WMS was also identified to be a prognostic marker in patients with ACS. Figueras et al [23] demonstrated that the severity of WMS was associated with ST-segment depression and increased worsening of WMS was associated with short-term mortality.

In terms of the prognostic value of WMS for ACS, our results are consistent with previous studies [24-27]. The unique point of our research was that we not only focused on the long-term mortality but also attached great importance to other adverse events, which improved the outcomes of ACS.

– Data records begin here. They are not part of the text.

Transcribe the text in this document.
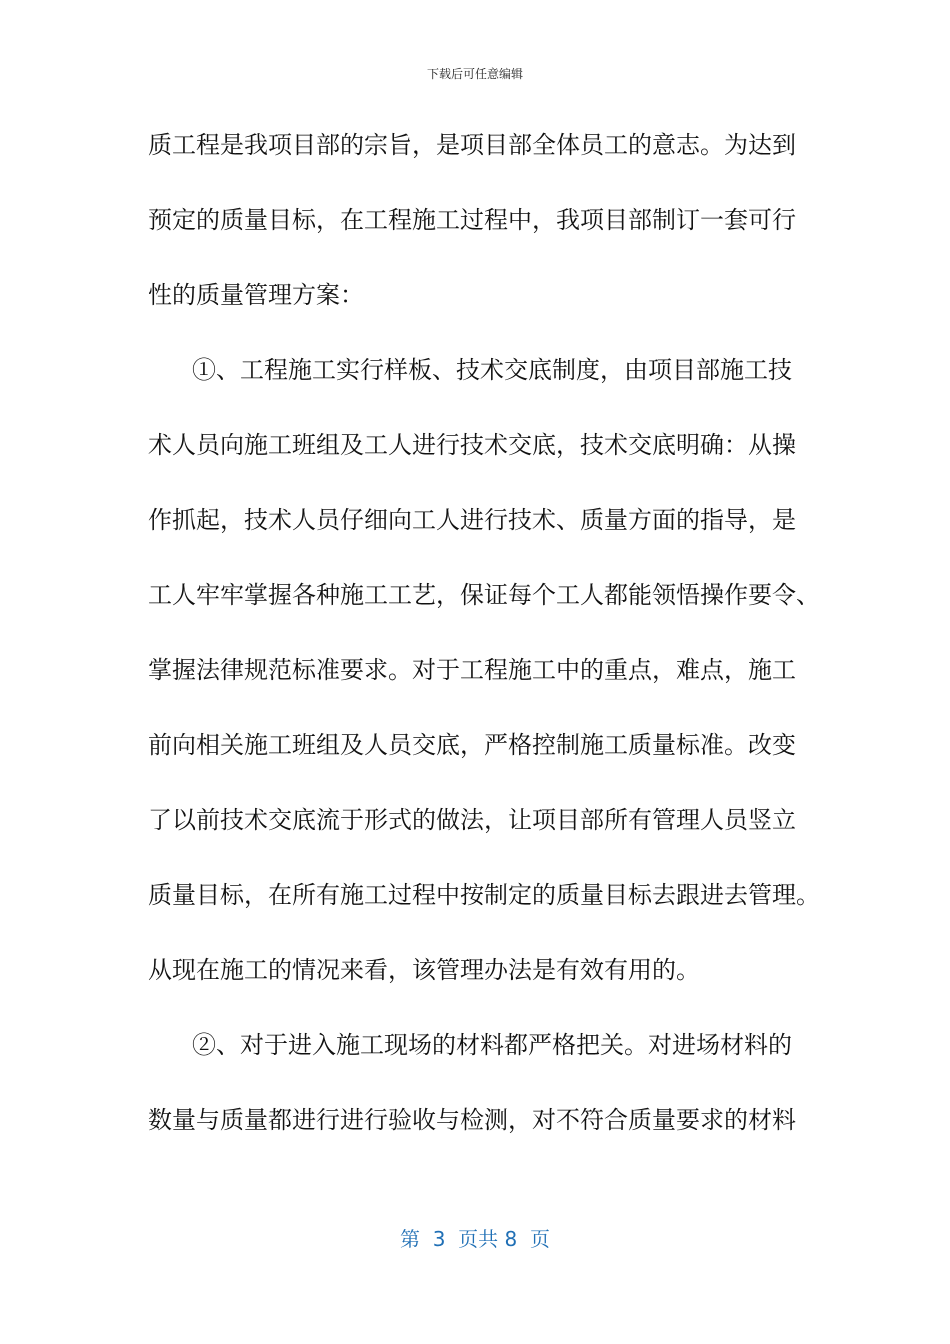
下载后可任意编辑
质工程是我项目部的宗旨，是项目部全体员工的意志。为达到
预定的质量目标，在工程施工过程中，我项目部制订一套可行
性的质量管理方案：
①、工程施工实行样板、技术交底制度，由项目部施工技
术人员向施工班组及工人进行技术交底，技术交底明确：从操
作抓起，技术人员仔细向工人进行技术、质量方面的指导，是
工人牢牢掌握各种施工工艺，保证每个工人都能领悟操作要令、
掌握法律规范标准要求。对于工程施工中的重点，难点，施工
前向相关施工班组及人员交底，严格控制施工质量标准。改变
了以前技术交底流于形式的做法，让项目部所有管理人员竖立
质量目标，在所有施工过程中按制定的质量目标去跟进去管理。
从现在施工的情况来看，该管理办法是有效有用的。
②、对于进入施工现场的材料都严格把关。对进场材料的
数量与质量都进行进行验收与检测，对不符合质量要求的材料
第  3  页共 8  页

In summary, several studies have shown that WMS and SSII have a positive impact on the predictive value for CAD. However, the predictive ability of SSII for ACS patients was limited, and no one studied the combined effect of WMS and SSII on predicting the outcomes of ACS. We evaluated the predictive effect of the combination of these scores and assessed survival probability of patients with ACS for the first time. We found the combination was stronger than either score alone in predicting development of a MACE in patients with ACS, and both scores could be used to predict the survival probability.

Conclusions

The combined methods of the WMSI and the SSII were predictive factors of MACEs in patients with ACS following PCI at the 12-month follow-up.

Limitations

Several limitations of the study need to be mentioned. First, this study had a retrospective design and was based on results in a single center from specific population. Therefore, our findings may lack predictive value in the prognosis of a broader population of patients with ACS. Second, selective bias in the nonrandomized study could affect the accuracy of our results. Lastly, the follow-up was not long enough, and the study population needs to be followed for a much longer period.